Until we address that social assumption—the assumption that we can live with marginality and do nothing about it—we will not being educating the majority of our citizens. Not adequately, that is.

And addressing that assumption is definitely going to take reform of how we train those who teach. The education departments of too many of our universities are, frankly, laughable. They are too often staffed by people too woefully uneducated themselves to educate any other human being.

And they are staffed that way from the top down. There are wonderful educators in many of our education departments. There are people in those departments who are willing to wear themselves out trying to reach students.

But these educators rarely control or even exercise much influence over the direction of schools of education. Instead, “professional” “educators” tend to predominate at the top of such departments—and at the helms of universities that sponsor schools of education. “Professional” as in trained—trained bureaucrats.

Many of those heading education departments and entire universities are people with doctorates in fields like education who are shockingly devoid of even the basics of education—of the depth and breadth of a liberal education that comprises wide reading, of interaction with educated people from many different schools of thought, and so forth. Too many professional educators approach the task of education as an administrative game. Too few understand it as what it is when it is done right: the challenge of reaching out and drawing in, particularly of reaching to and drawing in those on the margins.

Too many educators lack this perspective on what education is all about because their educational “training” has taught them to create nifty slide presentations or to crunch numbers in salary scales or how to craft a memo to avoid legal entanglements. But it has not taught them to understand how social structures work or how the human mind and heart function.
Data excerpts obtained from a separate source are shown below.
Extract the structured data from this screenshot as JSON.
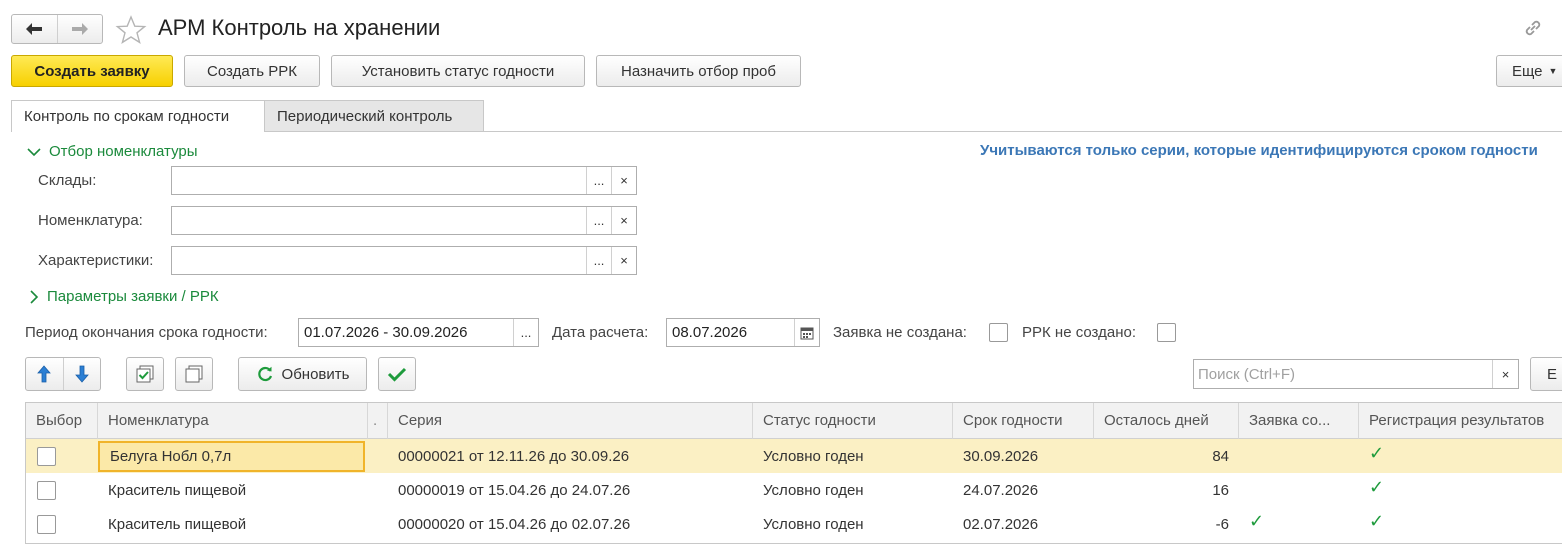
{
  "window": {
    "title": "АРМ Контроль на хранении"
  },
  "toolbar": {
    "create_request": "Создать заявку",
    "create_rrk": "Создать РРК",
    "set_status": "Установить статус годности",
    "assign_sampling": "Назначить отбор проб",
    "more": "Еще"
  },
  "tabs": [
    {
      "label": "Контроль по срокам годности",
      "active": true
    },
    {
      "label": "Периодический контроль",
      "active": false
    }
  ],
  "filter": {
    "group_title": "Отбор номенклатуры",
    "warehouses_label": "Склады:",
    "warehouses_value": "",
    "nomenclature_label": "Номенклатура:",
    "nomenclature_value": "",
    "characteristics_label": "Характеристики:",
    "characteristics_value": "",
    "choose_btn": "...",
    "clear_btn": "×"
  },
  "hint": "Учитываются только серии, которые идентифицируются сроком годности",
  "params_group_title": "Параметры заявки / РРК",
  "period": {
    "label": "Период окончания срока годности:",
    "value": "01.07.2026 - 30.09.2026",
    "btn": "..."
  },
  "calc_date": {
    "label": "Дата расчета:",
    "value": "08.07.2026"
  },
  "flags": {
    "request_not_created": "Заявка не создана:",
    "rrk_not_created": "РРК не создано:"
  },
  "table_toolbar": {
    "refresh": "Обновить",
    "search_placeholder": "Поиск (Ctrl+F)",
    "more_partial": "Е"
  },
  "table": {
    "columns": [
      "Выбор",
      "Номенклатура",
      "Серия",
      "Статус годности",
      "Срок годности",
      "Осталось дней",
      "Заявка со...",
      "Регистрация результатов"
    ],
    "sort_marker": ".",
    "rows": [
      {
        "nomenclature": "Белуга Нобл 0,7л",
        "series": "00000021 от 12.11.26 до 30.09.26",
        "status": "Условно годен",
        "expiry": "30.09.2026",
        "days_left": "84",
        "request": false,
        "registration": true,
        "selected": true
      },
      {
        "nomenclature": "Краситель пищевой",
        "series": "00000019 от 15.04.26 до 24.07.26",
        "status": "Условно годен",
        "expiry": "24.07.2026",
        "days_left": "16",
        "request": false,
        "registration": true,
        "selected": false
      },
      {
        "nomenclature": "Краситель пищевой",
        "series": "00000020 от 15.04.26 до 02.07.26",
        "status": "Условно годен",
        "expiry": "02.07.2026",
        "days_left": "-6",
        "request": true,
        "registration": true,
        "selected": false
      }
    ]
  },
  "colors": {
    "primary_button": "#f7d000",
    "group_header": "#1b8a3c",
    "hint_text": "#3b77b6",
    "selected_row": "#fbf0c4",
    "check_mark": "#1e9b3c",
    "arrow_blue": "#2b7fd4"
  },
  "icons": {
    "back": "arrow-left-icon",
    "forward": "arrow-right-icon",
    "favorite": "star-icon",
    "link": "link-icon",
    "expand": "chevron-down-icon",
    "collapsed": "chevron-right-icon",
    "calendar": "calendar-icon",
    "move_up": "arrow-up-icon",
    "move_down": "arrow-down-icon",
    "check_all": "check-all-icon",
    "uncheck_all": "uncheck-all-icon",
    "refresh": "refresh-icon",
    "apply": "check-icon"
  }
}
The education of far too many educational bureaucrats is simply not education at all, in the classic sense of that term.

I hope that Obama and Duncan begin addressing these problems. It is high time that they do so. It is imperative that they do so, if we’re going to begin recovering our democracy.
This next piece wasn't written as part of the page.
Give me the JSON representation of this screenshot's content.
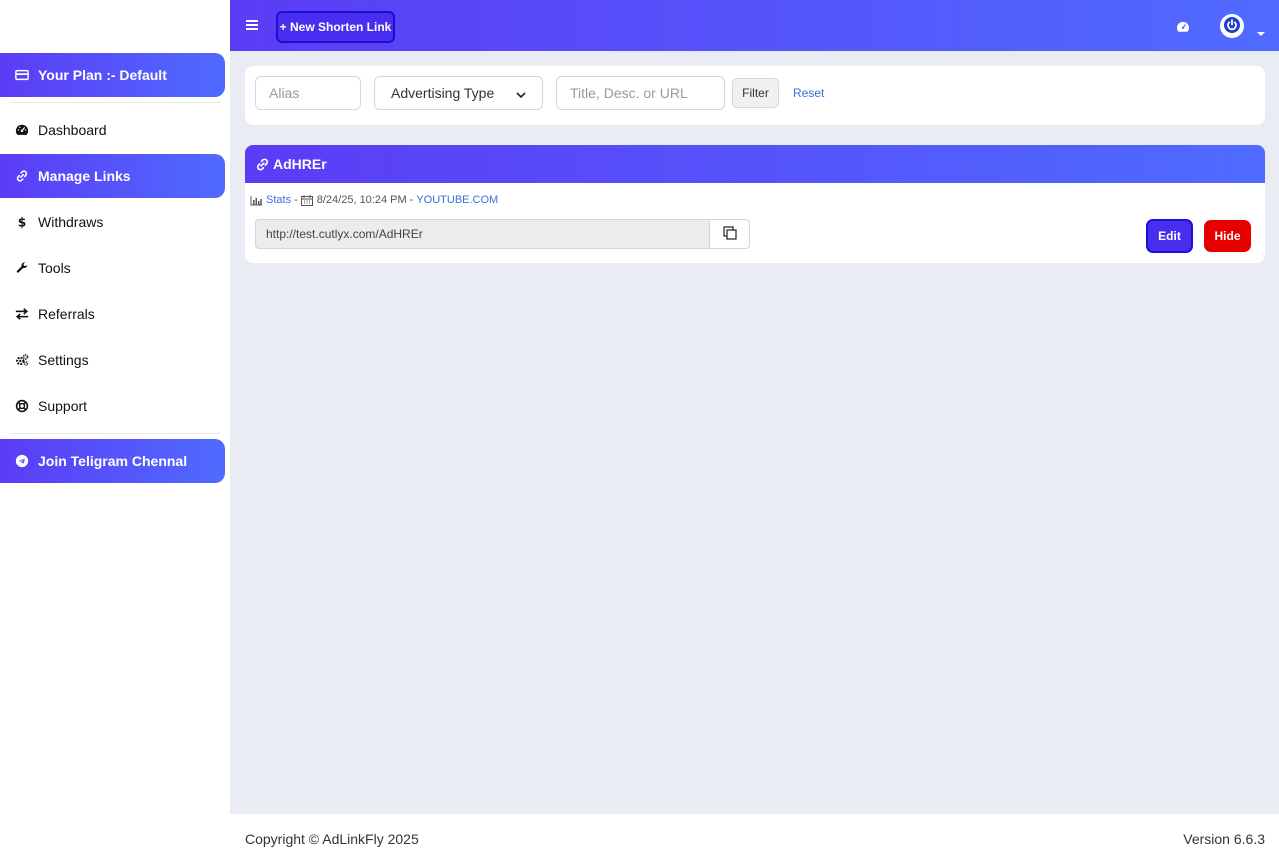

Doing so will not be easy, however. It will require that they go up against the most powerful and least educated elites in our educational system—folks like the presidents and boards of trustees who run the universities. The folks who command the high salaries while assigning the hard work of education to shockingly underpaid and exploited faculty members such as those Gina Nahai discusses in a Huffington Post article earlier this week (www.huffingtonpost.com/gina-nahai/the-great-shame-of-americ_b_150940.html). (Here's where the good relationship with the Chicago teachers' union will be valuable: the "professional" educators at the top are there because, on the whole, they resist adequate pay for the real educators beneath them.)
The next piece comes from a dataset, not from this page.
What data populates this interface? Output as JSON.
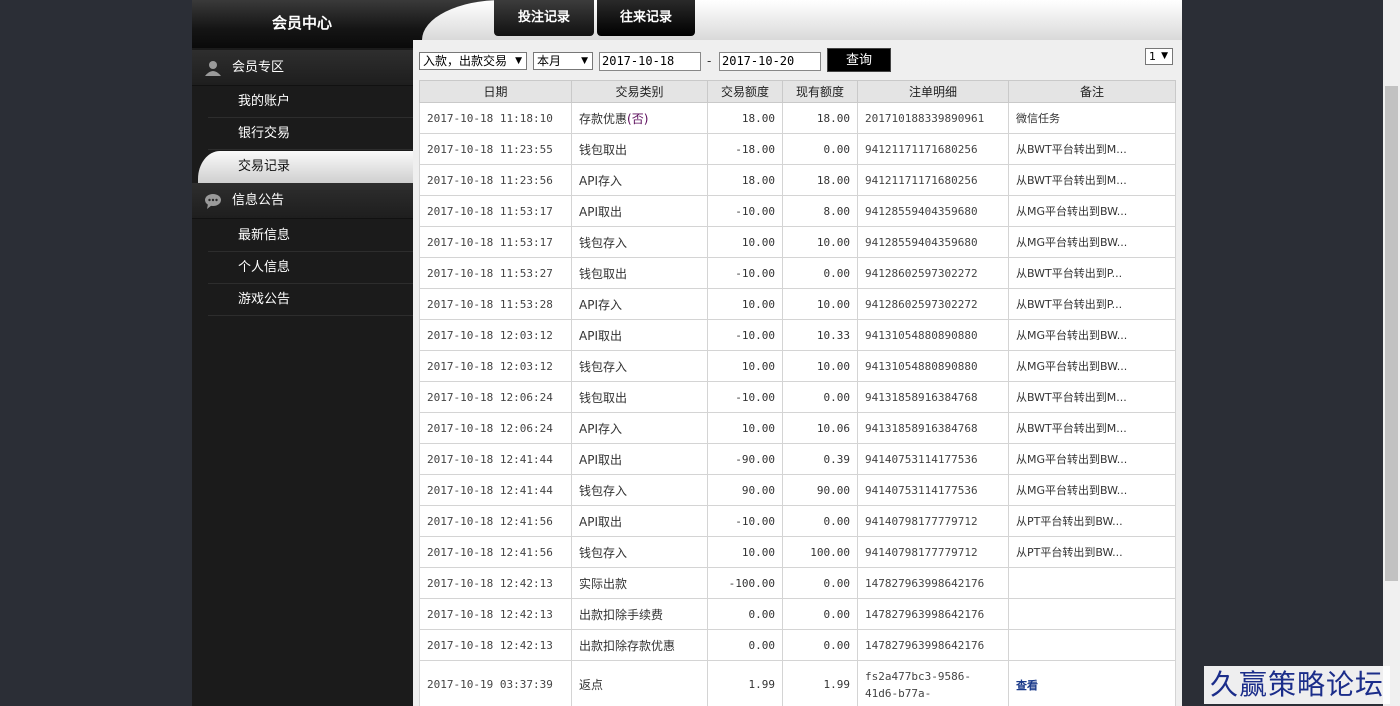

As long as the system producing the "educators" who have failed to educate several generations of American youth remains in place, not much is going to change. Nothing much has changed as we have allowed—forced is a better word—our schools to play the numbers game with standardized scores while failing to reach scads of our youngsters in any meaningful way.

And nothing at all will change as long as we allow grossly overpaid, soulless—and yes, corrupt; corrupted by their privilege and power over others—educational “experts” to run our educational shows. How can someone who does not understand or value what his or her own soul says—who does not have the tools to do that, tools provided by a real education—touch the souls of others?